I’ll start this post with a short conversation between Ben Sixsmith and me which took place yesterday:
I’ve long thought his domestic policies were far more damning than the Iraq War.
— Tim Newman (@whitesundesert) January 7, 2018
One of the worst pieces of domestic legislation passed under Blair was the Serious Organised Crime and Police Act 2005 which abolished the concept of an arrestable offence. Up until then, there were categories of offence for which specific powers of arrest existed (or not): arrestable, non‐arrestable, and serious arrestable offences. These categories were introduced by the Criminal Law Act 1967 to replace the ancient term felony. They were then updated by the Police and Criminal Evidence Act 1984, which defined an arrestable offence as:
1. An offence for which the sentence is fixed by law; i.e. murder.
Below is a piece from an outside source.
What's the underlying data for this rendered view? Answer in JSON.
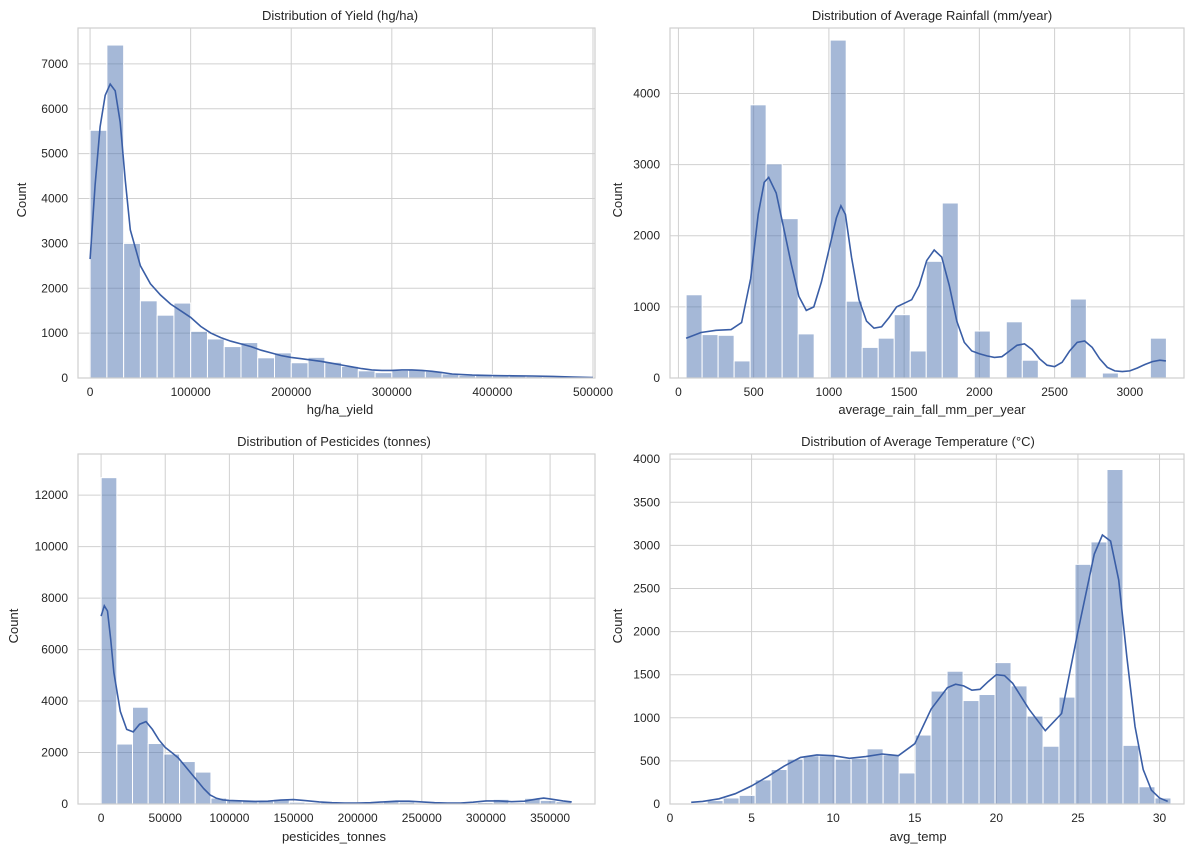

2. Offences for which a person 18 years old or older, who had not previously been convicted, could be sentenced to a term of 5 years or more. This constituted the vast majority of offences, including [rape][theft]], serious assault, burglary and criminal damage.
3. Offences that were listed in Schedule 1A of the Act, which contained a long list of offences that do not attract a 5-year sentence but were considered to require the powers an ‘Arrestable Offence’ designation confers. Examples included possession of an offensive weapon, ticket touting and driving whilst disqualified.
It is worth noting that with the Police and Criminal Evidence Act 1984 police powers of arrest increased significantly from the Criminal Law Act 1967, and the 1984 act was itself amended several times to increase these further. Nevertheless, the idea that only certain offences could result in an arrest remained on the statute books. This is probably why for years many visa forms have asked this question (the one below is from a Russian visa application):
The question supposes that people aren’t arrested willy-nilly for trivial matters, but following New Labour’s aboliton of the term “arrestable offence” with the Serious Organised Crime and Police Act 2005, it’s an assumption that is no longer valid. Consider this tweet from whom I assume is a lawyer:
Just represented someone at the Police Station – arrested and interviewed by two Police Officers’, for allegedly ‘liking’ a picture on Facebook.
I’m feel slightly ashamed at having been a participant in this strangely pantomimic episode.
— Ian Justin Owen (@ianjustinowen) January 4, 2018
Can you imagine the person concerned having to explain on a visa application form why he was arrested? He will also have had his fingerprints and DNA taken, which (I think) will remain on record for life (even if only at the local police station). He will also face the choice of either lying on application forms or risking being automatically rejected for telling the truth, all because Plod is drunk on their powers of arrest.
Of course, this is a feature, not a bug. The police know that anyone arrested will have to spend a lot of money, exert a lot of time and effort, suffer a loss of reputation, and face a lifetime of administrative difficulties even if they are wholly innocent. What’s more, Plod can make arrests with impunity (the two who arrested the person for liking a Facebook post should be fired immediately, along with their superiors). Nowadays securing a conviction is unnecessary: the process is the punishment, just as it was in the Soviet Union.
The creeping powers of police arrest may have started before Blair, and things weren’t looking good before the Serious Organised Crime and Police Act 2005 (a student was arrested before it came into force for calling a police horse “gay”), but it was under New Labour that it was cemented into law and encouraged. I have not been able to find statistics on the increase in number of arrestable offences during Blair’s time in office, but I would be surprised if it were less than tenfold. Now the British police take a positive delight in arresting ordinary citizens for minor “offences”.
What makes it more depressing is that this appalling rise in authoritarianism happened in full view of the public, many of whom were cheering at the time. I’ve been arguing for some time that the sooner the British people wake up to the nature of their police forces and start treating them accordingly, the better.